How to be more assertive at work
To go from being a people pleaser to all of a sudden, asserting yourself at work is not going to happen overnight. However, there are some practices you can implement to improve continually.
Understanding the difference between aggressive vs assertive
One of the main obstacles passive people have to overcome is the fear that assertiveness is perceived as aggressive behaviour.
There are many clear differences between the two. An aggressive approach is about confrontation and is based on bullying and intimidation. For some people, they’ve always acted this way and have similar, self-centred motivations to the passive individual, their aim personal success with little concern for the individuals involved.
An assertive approach is a more considered approach, taking account of the various aspects of the debate and having the confidence to state the case. It takes strength of character and is especially important when faced with the aggressive individual.
An assertive approach is not about confrontation. It is about having the strength of character and confidence in your contribution to state your case despite what you might fear is the fallout. It is about building your integrity.
Self-confidence is at the crux of most of what we discuss when we are looking at building assertiveness.
The biggest barrier I find in helping people with assertiveness is a severe lack of self-confidence. This low self-worth is what drives the necessity to receive positive feedback from being nice. It is what prevents individuals from speaking up in meetings and accepting the situation based on other people’s assertions.
This lack of confidence can very often lead to anxiety, stress and depression.
There are no easy answers to becoming a confident individual. However, recognising your successes, even small achievements, can start to build a positive base from which to build.
One thing I tend to suggest is noting down daily successes, either at work on at home. No more than three but the aim is to start to build a positive picture of yourself in your mind. Everyone experiences successes, but those that lack confidence only remember the failures.
Pressure can affect any attempt you make to improve your assertiveness. When you face a challenging situation, perhaps with an aggressive colleague, or you have to go up against a more senior colleague, it can make you mix up your words or revert to type, to save face.

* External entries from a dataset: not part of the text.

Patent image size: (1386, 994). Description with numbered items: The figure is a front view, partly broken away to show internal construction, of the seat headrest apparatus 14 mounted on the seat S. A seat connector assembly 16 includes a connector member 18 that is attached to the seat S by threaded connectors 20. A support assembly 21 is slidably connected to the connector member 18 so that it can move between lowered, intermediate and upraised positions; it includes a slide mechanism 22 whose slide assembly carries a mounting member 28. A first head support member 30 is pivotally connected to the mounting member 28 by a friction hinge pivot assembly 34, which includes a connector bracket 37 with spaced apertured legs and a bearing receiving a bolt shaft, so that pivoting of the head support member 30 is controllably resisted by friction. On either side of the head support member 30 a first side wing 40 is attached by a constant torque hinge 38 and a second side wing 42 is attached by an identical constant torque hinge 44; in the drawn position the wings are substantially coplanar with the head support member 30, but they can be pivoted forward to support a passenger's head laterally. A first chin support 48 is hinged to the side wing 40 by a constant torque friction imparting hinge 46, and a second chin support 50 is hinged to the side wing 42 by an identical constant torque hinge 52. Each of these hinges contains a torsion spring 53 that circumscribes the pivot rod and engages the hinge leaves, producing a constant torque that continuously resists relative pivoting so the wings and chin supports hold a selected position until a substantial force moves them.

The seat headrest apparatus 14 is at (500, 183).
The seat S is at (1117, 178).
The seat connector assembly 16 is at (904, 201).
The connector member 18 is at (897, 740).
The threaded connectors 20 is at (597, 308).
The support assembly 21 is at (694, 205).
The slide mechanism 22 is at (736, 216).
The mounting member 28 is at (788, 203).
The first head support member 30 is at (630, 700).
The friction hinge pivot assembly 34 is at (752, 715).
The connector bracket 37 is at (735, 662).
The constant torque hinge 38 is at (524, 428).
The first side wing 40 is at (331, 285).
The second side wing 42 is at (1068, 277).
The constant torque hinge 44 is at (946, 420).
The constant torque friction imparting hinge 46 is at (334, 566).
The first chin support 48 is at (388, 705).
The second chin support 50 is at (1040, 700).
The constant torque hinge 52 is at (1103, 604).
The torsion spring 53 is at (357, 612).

As you will hear in our Agile Speaker series, the secret to excellent communication is preparation. When you know you are going to have to face up to your own demons and battle with the compulsion to revert to telling people what they want to hear, it will help you to be prepared.
Set out a plan of what you want to say and how you want to say it. Make sure you know what your end goal is.
Also, make sure you have looked into the detail of whichever side of the debate you are on. Putting forward good, well thought through proposals will only strengthen your confidence and earn the respect you need.
It might help to play out the scenario with a friend or colleague. Talking out loud can give you the confidence once you have heard the discussion play out. Also, try and use ‘I’ rather than ‘you’. It avoids pushing the problem onto the person you are talking to.
Honesty is a common thread throughout this article. To be truly assertive, you need to be honest with yourself first and foremost. Then you need to be honest with your colleague.
Sometimes honesty is incredibly difficult, but it is always the best policy. Trying to second guess what the person on the other side of the table wants to hear leads to indecision, a lack of clarity and confusion which severely impacts on assertiveness.
The first time you try this, it will be tough. However, for many, it will be a liberating experience. You will finally get a chance to be true to your own beliefs instead of seeking the approval of others. Then, just as with so many more things in life, the more you do it, the easier it becomes until it is second nature.
There is no easy fix for solving the problem of how to improve your assertiveness at work. However, start with recognising your value and gaining some level of self-worth. Add to that some preparation and confidence, and you will start to see a real change in your approach, as will others around the office.